Two different major doping investigations, separated by more than a decade, came to a close this month with two diametrically opposed endings. In the recent "Operation Aderlass" and the 2006 "Operacion Puerto," life-saving blood transfusion techniques were subverted by doping doctors for sports fraud.
In Munich, Germany, prosecutors are demanding a five-year, six-month prison sentence and a five-year ban from professional activities for Mark Schmidt, the doctor behind a massive blood doping operation involving Nordic skiers and numerous professional cyclists in Austria and Germany.
In Madrid, Spain, Eufemiano Fuentes is seeking to recover personal belongings seized as part of Operacion Puerto in 2006, including machines that helped process and freeze the athletes' blood, the final He refused to appear at the appointed time during the phase.
Schmidt admitted to helping athletes blood dope since 2012, taking a page from Fuentes' playbook. He claims that by offering his professional services, he wanted to help athletes and prevent them from hurting themselves.

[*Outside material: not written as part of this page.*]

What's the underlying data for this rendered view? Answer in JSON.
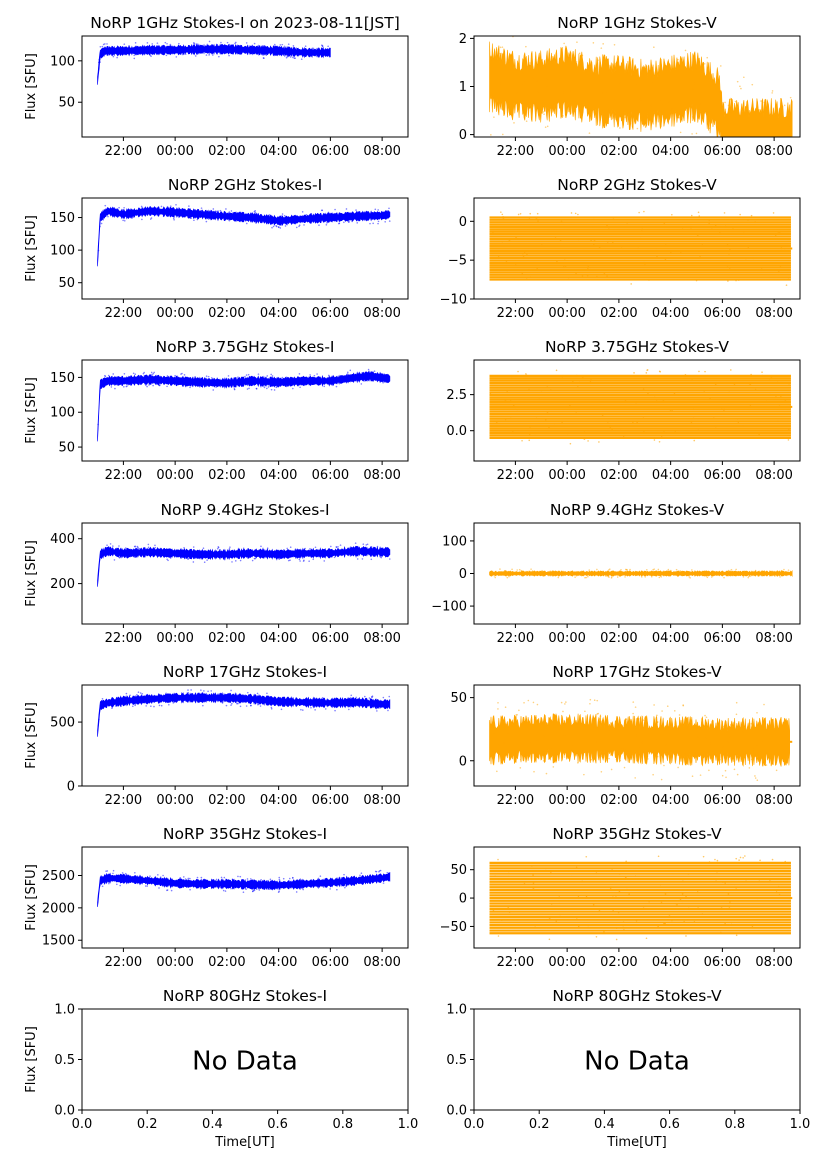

He and his assistants helped athletes withdraw, store, and reinfuse their own blood for performance-enhancing purposes; at the 2019 World Championships, cross-country skier Max Haucke was caught during a blood transfusion.
After an investigation, six skiers, plus Georg Preidler, Stefan Denifl, Kristijan Koren, Borut Bozic, Kristijan Dulasek, Alessandro Petacchi, and mountain biker Kristina Kolman-Forstner were swiftly to be sanctioned.
Hermann Lamm, chairman of the Dutch doping authority, told NRC.nl that the sports authorities would have had a hard time tackling such a big case.
"When doping networks are so large and organized across borders, sports associations are often unable to tackle them. As Germany and Austria have shown in this matter, it is left to the police and the judiciary. In that respect, this case is unique," Lam said.
In 2006, doping was not a crime in Spain, a fact that hamstrung prosecutors and anti-doping agencies in the Operacion Puerto case.
Several athletes, such as Ivan Basso, Michele Scarponi, Tyler Hamilton, Jörg Jakusch, and Thomas Dekker, confessed to being Fuentes' clients, and Jan Ulrich and Alejandro Valverde confessed to having blood seized through DNA fingerprinting that was The evidence was linked to evidence, but the case dragged on past the statute of limitations for the other 30 suspected customers.
Unlike Operation Adelrás, in Operación Puerto, the players received all the punishment while Fuentes was set free.
According to El País, Fuentes was given an ACP 215 hemonetic machine used to process blood for transfusions, a cell phone, a suitcase with documents, an appointment book, a water heater, a blood bag sealer, a toiletry case with 100 syringes, a portable refrigerator, notepaper, 10 keys and three key chains containing controls for two garages, and refused to go to Madrid to retrieve other personal belongings.
The investigation of Operacion Puerto lasted seven years and Fuentes' trial ended after three months, but his 2013 sentence of one year in prison for crimes against public health (the only charge available to the prosecution) was overturned on appeal in 2016. The evidence was turned over to WADA and the UCI, but the agencies were barred from using it to raise new anti-doping rule violations.
The anecdote of Adelas' testimony was as ridiculous as Manolo Saiz being caught with a briefcase full of cash as a member of Operacion Puerto. While the athletes jumped from the bushes into a mobile vehicle to receive their blood transfusions, the nurses slowly rolled down the quiet streets and drove to the site of the important skiing competition. Stored blood injected before the athletes arrived in South Korea for the 2018 Winter Games was pulled out again to avoid being checked for questionable equipment at the airport and re-injected just before the competition.
And now Hauke told "Expressen" magazine to help WADA improve its investigations to root out more doping conspiracies: "You can't dope without doctors. We must hunt the doctors."
Schmidt is scheduled to be sentenced on March 15.